Create a continuous query:

taos> create table test_stream_sum as select sum(value) from jiankong interval(20s) sliding(10s) group by type, subtype; Query OK, 1 row(s) affected (0.000983s)Copy the code

SQL > select ();

taos> select sum(value) from jiankong interval(20s) group by type, subtype;           ts            |     sum(value)      |   type| subtype | = = = = = = = = = = = = = = = = = = = = = = = = = = = = = = = = = = = = = = = = = = = = = = = = = = = = = = = = = = = = = = = = = = = = = = 19-11-18 16:50:40. 000000 | 9088 | delivrd | delivrd | 19-11-18 16:51:00. 000000 | 31808 | delivrd | delivrd 16:51:20. | 19-11-18 | 000000 | 15904 delivrd | delivrd | The 19-11-18 16:52:20. 000000 | 12212 | delivrd | delivrd | 19-11-18 16:52:40. 000000 | 31524 | delivrd | delivrd | 19-11-18 16:53:00. 000000 | 31524 | delivrd | delivrd 16:53:20. | 19-11-18 | 000000 | 31808 delivrd | delivrd 16:53:40. | 19-11-18 | 000000 31240 | delivrd | delivrd 16:54:00. | 19-11-18 | 000000 | 31524 delivrd | delivrd 16:54:20. | 19-11-18 | 000000 | 31524 delivrd | delivrd | 19-11-18 16:54:40. 000000 | 31240 | delivrd | delivrd 16:55:00. | 19-11-18 | 000000 | 31524 delivrd | delivrd | The 19-11-18 16:55:20. 000000 | 28400 | delivrd | delivrd | 19-11-18 16:55:40. 000000 | 31808 | delivrd | delivrd | 19-11-18 16:56:00. 000000 | 31524 | delivrd | delivrd 16:56:20. | 19-11-18 | 000000 | 31240 delivrd | delivrd 16:56:40. | 19-11-18 | 000000 31524 | delivrd | delivrd 16:57:00. | 19-11-18 | 000000 | 32092 delivrd | delivrd 16:57:20. | 19-11-18 | 000000 | 31240 delivrd | delivrd | 19-11-18 16:57:40. 000000 | 32092 | delivrd | delivrd 16:58:00. | 19-11-18 | 000000 | 31240 delivrd | delivrd | The 19-11-18 16:58:20. 000000 | 22720 | delivrd | delivrd | 19-11-18 16:50:40. 000000 | 190848 | send | send |Copy the code

The actual data in the automatically created continuous query table is:

taos> select * from test_stream_sum; Ts | sum_value_ | = = = = = = = = = = = = = = = = = = = = = = = = = = = = = = = = = = = = = = = = = = = = = = = = 19-11-18 17:17:30. 000000 | 2556 | 19-11-18 17:17:40. 000000 | 18460 | 19-11-18 17:17:50. 000000 | 15904 | 19-11-18 17:18:00. 000000 | 15620 | Query OK, four row (s)in set(0.000431 s)Copy the code

The above result is not the expected result and does not show the aggregated query according to the group by field I defined.

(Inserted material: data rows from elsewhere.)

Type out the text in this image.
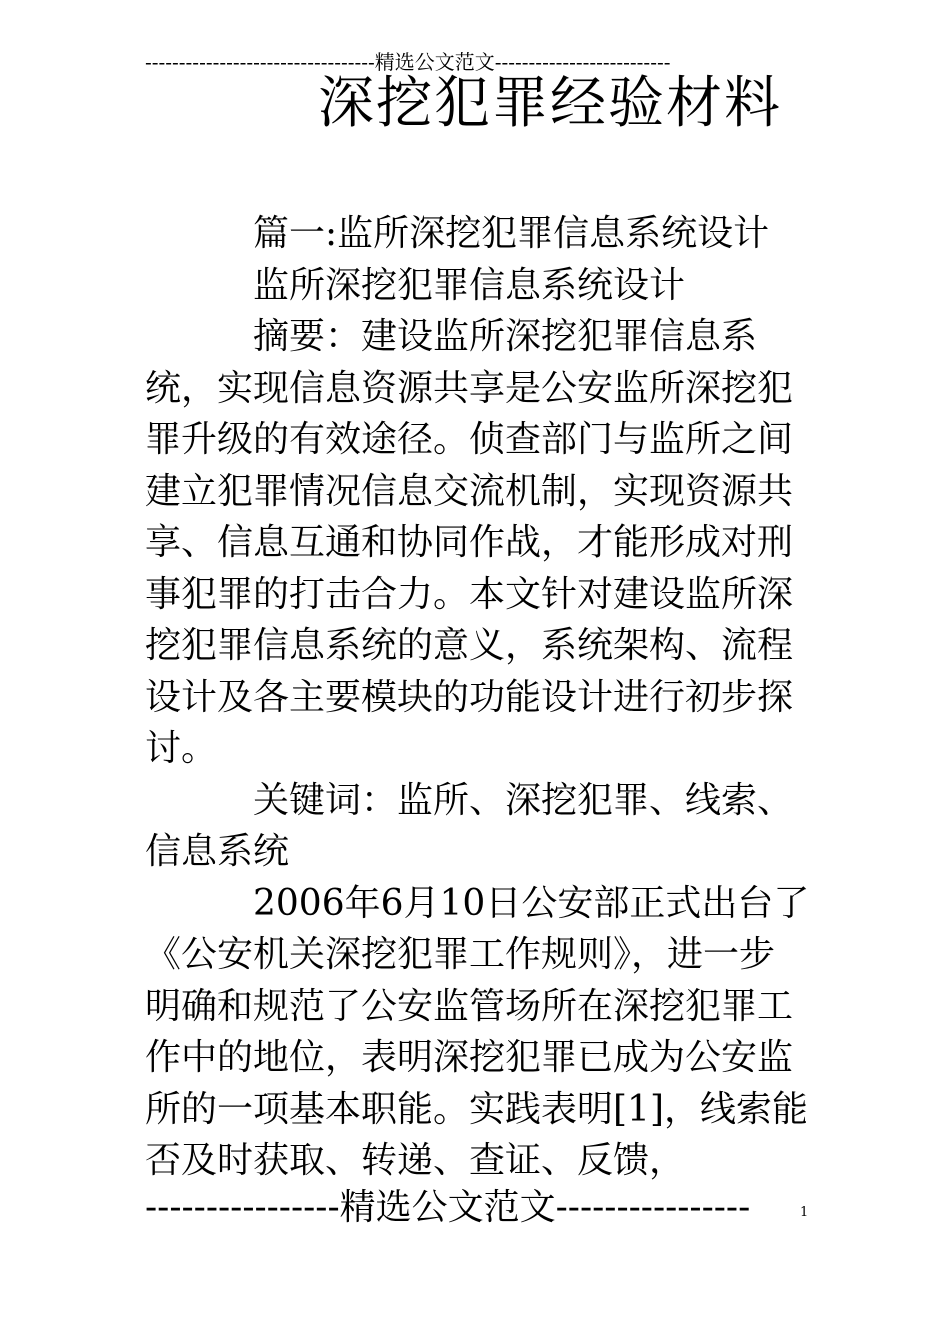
----------------------------------精选公文范文--------------------------
深挖犯罪经验材料

篇一:监所深挖犯罪信息系统设计

监所深挖犯罪信息系统设计

摘要：建设监所深挖犯罪信息系统，实现信息资源共享是公安监所深挖犯罪升级的有效途径。侦查部门与监所之间建立犯罪情况信息交流机制，实现资源共享、信息互通和协同作战，才能形成对刑事犯罪的打击合力。本文针对建设监所深挖犯罪信息系统的意义，系统架构、流程设计及各主要模块的功能设计进行初步探讨。

关键词：监所、深挖犯罪、线索、信息系统

2006年6月10日公安部正式出台了《公安机关深挖犯罪工作规则》，进一步明确和规范了公安监管场所在深挖犯罪工作中的地位，表明深挖犯罪已成为公安监所的一项基本职能。实践表明[1]，线索能否及时获取、转递、查证、反馈，

----------------精选公文范文----------------	1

Therefore, github Issues, Siege lion of Taos replied, “Group by is not well supported by continuous query at present, this problem has been in our plan list, we will improve this function in the future”, the reason is “because after writing back, The new table may have the same timestamp primary key (different group by fields will have the same time), which will conflict, so it is not supported for now.

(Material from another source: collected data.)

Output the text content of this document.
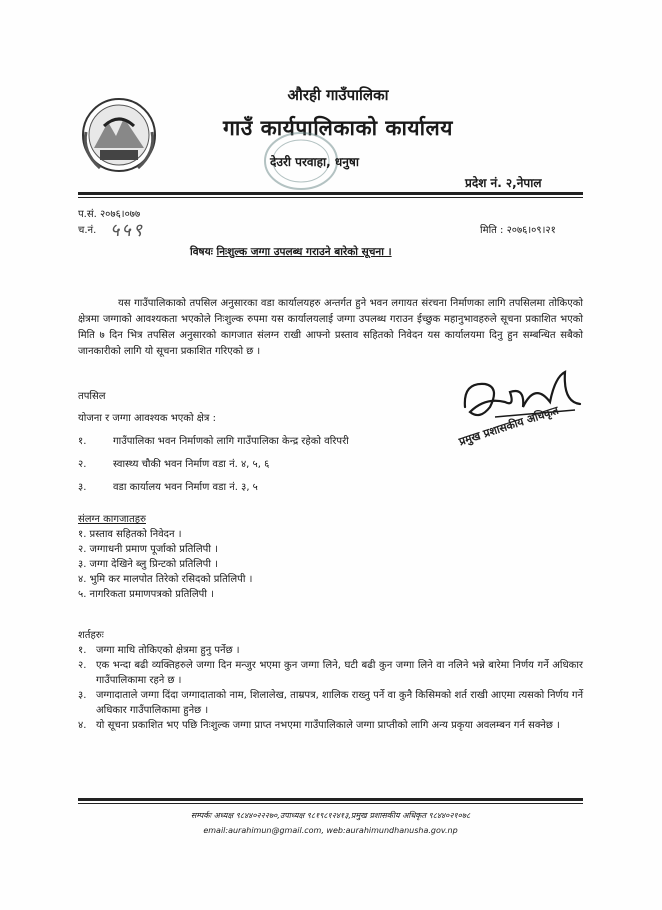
औरही गाउँपालिका
गाउँ कार्यपालिकाको कार्यालय
देउरी परवाहा, धनुषा
प्रदेश नं. २,नेपाल
प.सं. २०७६।०७७
च.नं. ५५९	मिति : २०७६।०९।२१
विषयः निःशुल्क जग्गा उपलब्ध गराउने बारेको सूचना ।
यस गाउँपालिकाको तपसिल अनुसारका वडा कार्यालयहरु अन्तर्गत हुने भवन लगायत संरचना निर्माणका लागि तपसिलमा तोकिएको क्षेत्रमा जग्गाको आवश्यकता भएकोले निःशुल्क रुपमा यस कार्यालयलाई जग्गा उपलब्ध गराउन ईच्छुक महानुभावहरुले सूचना प्रकाशित भएको मिति ७ दिन भित्र तपसिल अनुसारको कागजात संलग्न राखी आफ्नो प्रस्ताव सहितको निवेदन यस कार्यालयमा दिनु हुन सम्बन्धित सबैको जानकारीको लागि यो सूचना प्रकाशित गरिएको छ ।
तपसिल
योजना र जग्गा आवश्यक भएको क्षेत्र :
१.	गाउँपालिका भवन निर्माणको लागि गाउँपालिका केन्द्र रहेको वरिपरी
२.	स्वास्थ्य चौकी भवन निर्माण वडा नं. ४, ५, ६
३.	वडा कार्यालय भवन निर्माण वडा नं. ३, ५
प्रमुख प्रशासकीय अधिकृत
संलग्न कागजातहरु
१. प्रस्ताव सहितको निवेदन ।
२. जग्गाधनी प्रमाण पूर्जाको प्रतिलिपी ।
३. जग्गा देखिने ब्लु प्रिन्टको प्रतिलिपी ।
४. भुमि कर मालपोत तिरेको रसिदको प्रतिलिपी ।
५. नागरिकता प्रमाणपत्रको प्रतिलिपी ।
शर्तहरुः
१. जग्गा माथि तोकिएको क्षेत्रमा हुनु पर्नेछ ।
२. एक भन्दा बढी व्यक्तिहरुले जग्गा दिन मन्जुर भएमा कुन जग्गा लिने, घटी बढी कुन जग्गा लिने वा नलिने भन्ने बारेमा निर्णय गर्ने अधिकार गाउँपालिकामा रहने छ ।
३. जग्गादाताले जग्गा दिंदा जग्गादाताको नाम, शिलालेख, ताम्रपत्र, शालिक राख्नु पर्ने वा कुनै किसिमको शर्त राखी आएमा त्यसको निर्णय गर्ने अधिकार गाउँपालिकामा हुनेछ ।
४. यो सूचना प्रकाशित भए पछि निःशुल्क जग्गा प्राप्त नभएमा गाउँपालिकाले जग्गा प्राप्तीको लागि अन्य प्रकृया अवलम्बन गर्न सक्नेछ ।
सम्पर्कः अध्यक्ष ९८४४०२२२७०,उपाध्यक्ष ९८१९८१२४१३,प्रमुख प्रशासकीय अधिकृत ९८४४०२१०७८
email:aurahimun@gmail.com, web:aurahimundhanusha.gov.np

Although the feature is not as good as I expected so far, the reply from the siege lion is comforting and looking forward to the improvement of this feature.

2. Lenovo

TDengine is designed to serve the Internet of Things and has the characteristics of structure and timing. It is suggested that data closely related to timing can be used, while other data is not recommended.

From TDengine architecture design, storage and so on, I think not limited to 100% timing features, some detailed queries can also try to store in TDengine, I will try to test later.